For years, it’s been our mantra in the Valley to create jobs while cleaning up the water and land once polluted by defunct corporations.
Brownfields and polluted waterways were sins of the past.
I have lived in Girard, along the Mahoning River, for 30 of my 50 years. I canoed it for the first time during the weekend of Oct. 13.
I went with friend Don Rex. We were invited by Chuck Miller of Boardman and Thomas Smith of Girard to go on a paddling trip up the river from Lowellville to Covert’s Crossing in Edinburg, Pa.
The trip was sponsored by Trumbull Canoe Trails. I thought only a few boats would be taking part, but 29 showed up.
The trip was a testament to the fact that the people of the Valley are beginning to see their river as a potential recreational source, which can only be a good thing for our regional economy.
This river journey was inspired by two improvements to the Mahoning River.
First was the award of $2.3 million from the Ohio Environmental Protection Agency to remove the Lowellville dam.
The second was removal of an old railroad bridge’s pillars and shoreline restoration by First Energy near one of its substations along the river shore.
These and other improvements have made the river a recreational destination for the first time in more than a century.
The decisions made during the construction of Ohio’s drilling infrastructure may determine whether this long-awaited resource will flourish, or once again become an underused economic driver.
News also broke in October that state regulators are busy drafting rules and guidelines for the use of centralized impoundment pools in Ohio.
There are two reasons why the drilling industry wants to use the impoundments. When centrally located near wells, the ponds allow precious water to be reused for multiple frack jobs. It also opens the door for the use of solar-powered brin-water treatment technology because a pond is required in this process.

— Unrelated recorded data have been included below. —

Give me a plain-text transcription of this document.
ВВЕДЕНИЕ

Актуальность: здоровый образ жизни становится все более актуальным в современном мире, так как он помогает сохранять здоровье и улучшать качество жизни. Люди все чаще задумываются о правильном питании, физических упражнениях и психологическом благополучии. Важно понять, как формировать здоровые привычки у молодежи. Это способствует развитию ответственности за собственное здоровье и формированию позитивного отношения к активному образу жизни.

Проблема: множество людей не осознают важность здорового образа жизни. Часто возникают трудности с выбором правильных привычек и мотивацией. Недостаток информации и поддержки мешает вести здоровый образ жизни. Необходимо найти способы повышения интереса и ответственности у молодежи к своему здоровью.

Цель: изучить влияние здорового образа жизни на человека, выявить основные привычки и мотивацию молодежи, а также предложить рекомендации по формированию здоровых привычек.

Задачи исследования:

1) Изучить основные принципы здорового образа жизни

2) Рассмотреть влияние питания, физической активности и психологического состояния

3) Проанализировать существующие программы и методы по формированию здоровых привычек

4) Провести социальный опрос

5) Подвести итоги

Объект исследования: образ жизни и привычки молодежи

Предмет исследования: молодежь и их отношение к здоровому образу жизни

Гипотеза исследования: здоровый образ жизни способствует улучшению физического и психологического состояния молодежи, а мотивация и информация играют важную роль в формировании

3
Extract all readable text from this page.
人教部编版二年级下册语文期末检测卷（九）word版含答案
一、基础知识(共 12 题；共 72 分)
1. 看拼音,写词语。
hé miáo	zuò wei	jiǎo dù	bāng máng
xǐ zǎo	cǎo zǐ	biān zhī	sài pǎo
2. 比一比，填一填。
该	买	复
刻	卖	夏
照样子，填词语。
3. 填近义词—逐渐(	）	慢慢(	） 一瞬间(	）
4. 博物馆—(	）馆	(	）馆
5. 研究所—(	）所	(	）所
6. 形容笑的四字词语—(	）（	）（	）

To learn more about solar-powered brine treatment, do an Internet search on “zero discharge waste brine management for desalination plants.”
The use of holding ponds in Ohio is not new. Unlined evaporation ponds were used in Ohio’s last oil boom in the 1960s and ’70s. Due to contamination of the water table in places such as Morrow County from pond seepage, the ODNR created the Class II Brine Injection well program.
This meant that all oil field wastewater would be injected deep below the water table. Liners, possibly double liners, are being considered now to prevent seepage. Pollutant evaporation of brine also is a concern for some, however.
These are new and improved technologies being applied today. I am hopeful the industry continues this more environmentally friendly approach as it constructs pipeline infrastructure and related downstream businesses such as cracker and petrochemical plants.